Monday, Aug. 10, 1992

Steeltown Standoff

"This is still a labor town!" That's the sort of headline that could well have run in Pittsburgh -- if only the city's two major dailies weren't shut down by a strike. To protest a plan to cut 450 of 605 Teamster positions, delivery-truck drivers walked out on May 17 against the Pittsburgh Press Co., which publishes the Pittsburgh Press (circ. 209,000 daily, 556,000 Sunday) and prints and distributes the separately owned Pittsburgh Post-Gazette (circ. 154,000 daily).

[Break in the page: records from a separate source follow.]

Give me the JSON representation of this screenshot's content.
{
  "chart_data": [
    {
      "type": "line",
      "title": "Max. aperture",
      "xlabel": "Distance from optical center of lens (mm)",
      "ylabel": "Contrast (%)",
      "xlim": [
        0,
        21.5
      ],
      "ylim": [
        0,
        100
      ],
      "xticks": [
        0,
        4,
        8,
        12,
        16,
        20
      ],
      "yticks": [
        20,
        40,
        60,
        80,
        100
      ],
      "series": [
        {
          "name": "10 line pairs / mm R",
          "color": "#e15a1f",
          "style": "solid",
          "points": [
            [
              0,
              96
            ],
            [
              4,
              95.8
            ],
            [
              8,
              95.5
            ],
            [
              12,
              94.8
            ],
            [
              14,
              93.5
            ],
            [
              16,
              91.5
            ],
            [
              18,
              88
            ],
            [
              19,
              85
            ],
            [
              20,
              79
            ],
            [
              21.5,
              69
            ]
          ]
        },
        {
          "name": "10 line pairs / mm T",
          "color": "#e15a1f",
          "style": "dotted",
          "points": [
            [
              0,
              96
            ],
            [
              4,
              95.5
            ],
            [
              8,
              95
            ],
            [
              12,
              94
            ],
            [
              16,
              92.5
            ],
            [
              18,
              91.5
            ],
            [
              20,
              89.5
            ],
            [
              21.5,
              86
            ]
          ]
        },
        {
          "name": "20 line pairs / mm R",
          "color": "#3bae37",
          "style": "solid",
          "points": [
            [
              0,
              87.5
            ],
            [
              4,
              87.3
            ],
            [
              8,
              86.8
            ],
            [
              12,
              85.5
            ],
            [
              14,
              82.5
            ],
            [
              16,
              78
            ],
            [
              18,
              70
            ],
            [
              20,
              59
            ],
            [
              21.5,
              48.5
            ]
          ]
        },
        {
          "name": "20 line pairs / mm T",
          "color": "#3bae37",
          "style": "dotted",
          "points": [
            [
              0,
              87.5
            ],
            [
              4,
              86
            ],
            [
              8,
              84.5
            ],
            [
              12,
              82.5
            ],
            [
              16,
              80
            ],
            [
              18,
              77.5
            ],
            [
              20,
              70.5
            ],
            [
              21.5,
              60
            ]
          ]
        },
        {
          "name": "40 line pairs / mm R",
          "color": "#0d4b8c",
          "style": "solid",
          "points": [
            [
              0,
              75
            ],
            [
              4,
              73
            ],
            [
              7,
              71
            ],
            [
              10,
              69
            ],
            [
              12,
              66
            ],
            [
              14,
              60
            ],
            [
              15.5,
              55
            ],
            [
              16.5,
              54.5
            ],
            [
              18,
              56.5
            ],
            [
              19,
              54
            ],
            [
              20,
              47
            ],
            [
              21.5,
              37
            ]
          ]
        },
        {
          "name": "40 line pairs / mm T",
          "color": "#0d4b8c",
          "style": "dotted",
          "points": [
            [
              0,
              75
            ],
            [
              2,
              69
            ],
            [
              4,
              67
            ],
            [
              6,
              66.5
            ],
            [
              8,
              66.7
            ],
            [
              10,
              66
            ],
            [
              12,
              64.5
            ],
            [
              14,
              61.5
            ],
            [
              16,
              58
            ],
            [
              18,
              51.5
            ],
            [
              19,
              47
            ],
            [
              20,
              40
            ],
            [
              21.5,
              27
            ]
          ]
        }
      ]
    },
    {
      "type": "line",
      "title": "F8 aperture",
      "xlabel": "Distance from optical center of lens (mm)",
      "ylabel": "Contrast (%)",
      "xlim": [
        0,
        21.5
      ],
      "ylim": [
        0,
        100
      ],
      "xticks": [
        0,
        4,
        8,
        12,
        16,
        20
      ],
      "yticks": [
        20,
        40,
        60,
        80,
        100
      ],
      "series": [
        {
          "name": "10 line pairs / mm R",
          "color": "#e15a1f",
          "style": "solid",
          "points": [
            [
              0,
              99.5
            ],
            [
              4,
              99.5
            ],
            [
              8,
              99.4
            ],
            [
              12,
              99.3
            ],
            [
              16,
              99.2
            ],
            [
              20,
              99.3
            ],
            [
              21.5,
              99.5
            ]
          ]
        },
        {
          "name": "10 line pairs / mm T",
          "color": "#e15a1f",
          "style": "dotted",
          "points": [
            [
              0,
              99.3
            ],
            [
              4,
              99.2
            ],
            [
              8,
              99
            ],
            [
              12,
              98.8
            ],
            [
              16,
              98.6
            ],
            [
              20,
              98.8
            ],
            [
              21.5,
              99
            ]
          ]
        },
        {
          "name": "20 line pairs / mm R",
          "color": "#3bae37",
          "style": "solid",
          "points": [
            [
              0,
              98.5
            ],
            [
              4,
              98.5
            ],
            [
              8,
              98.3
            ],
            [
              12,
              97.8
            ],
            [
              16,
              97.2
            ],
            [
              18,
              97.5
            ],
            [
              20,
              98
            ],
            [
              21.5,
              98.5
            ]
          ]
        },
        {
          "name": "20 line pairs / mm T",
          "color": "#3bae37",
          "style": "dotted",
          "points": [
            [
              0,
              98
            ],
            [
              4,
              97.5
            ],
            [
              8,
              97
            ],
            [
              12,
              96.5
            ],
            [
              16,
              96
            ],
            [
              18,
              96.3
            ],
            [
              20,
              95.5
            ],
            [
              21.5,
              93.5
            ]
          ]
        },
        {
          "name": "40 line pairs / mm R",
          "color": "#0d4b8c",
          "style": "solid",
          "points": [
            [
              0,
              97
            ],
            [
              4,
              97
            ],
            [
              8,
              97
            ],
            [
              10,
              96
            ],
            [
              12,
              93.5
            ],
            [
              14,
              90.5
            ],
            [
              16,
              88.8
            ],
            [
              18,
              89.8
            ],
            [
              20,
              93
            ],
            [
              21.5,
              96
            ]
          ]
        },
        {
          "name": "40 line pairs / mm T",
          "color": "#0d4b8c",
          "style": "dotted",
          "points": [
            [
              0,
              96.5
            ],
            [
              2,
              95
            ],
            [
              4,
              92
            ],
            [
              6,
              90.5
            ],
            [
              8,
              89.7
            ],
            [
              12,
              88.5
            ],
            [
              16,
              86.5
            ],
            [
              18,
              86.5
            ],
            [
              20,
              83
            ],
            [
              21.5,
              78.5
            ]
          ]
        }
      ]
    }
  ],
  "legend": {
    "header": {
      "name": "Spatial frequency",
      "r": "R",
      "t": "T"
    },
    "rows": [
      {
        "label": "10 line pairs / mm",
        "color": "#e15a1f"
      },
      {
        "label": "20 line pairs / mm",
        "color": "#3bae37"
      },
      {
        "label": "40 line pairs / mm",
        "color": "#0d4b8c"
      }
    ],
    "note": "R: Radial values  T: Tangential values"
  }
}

Last week the papers attempted to use replacement workers -- "scabs" in union vernacular -- to deliver editions printed in Canada. Although just 15% (about the national average) of the Pittsburgh work force is unionized, the company's use of fill-ins -- as well as an outside security force dressed in military-style uniforms and combat boots -- struck the wrong chord in a city that's marking the centennial of the 1892 Homestead Strike, in which 10 steelworkers were shot by Pinkerton security guards at Andrew Carnegie's factory just outside town. Readers burned papers, and advertisers displayed signs proclaiming that they were not doing business with the newspaper company. Even Mayor Sophie Masloff canceled her subscriptions. After two days of fighting on the picket lines, vandalizing of trucks and a march on Pittsburgh Press headquarters by 3,000 demonstrators, the company agreed to stop publishing the papers. The next day, both sides met with federal mediators.

Until unions and management work out an agreement, the city will have to get by without want ads, crossword puzzles, theater reviews and movie listings -- the latter two a disaster for local box offices. But lost business hasn't been enough to shift sympathy toward the company at a time when everyone in town seems to know someone who's out of a job.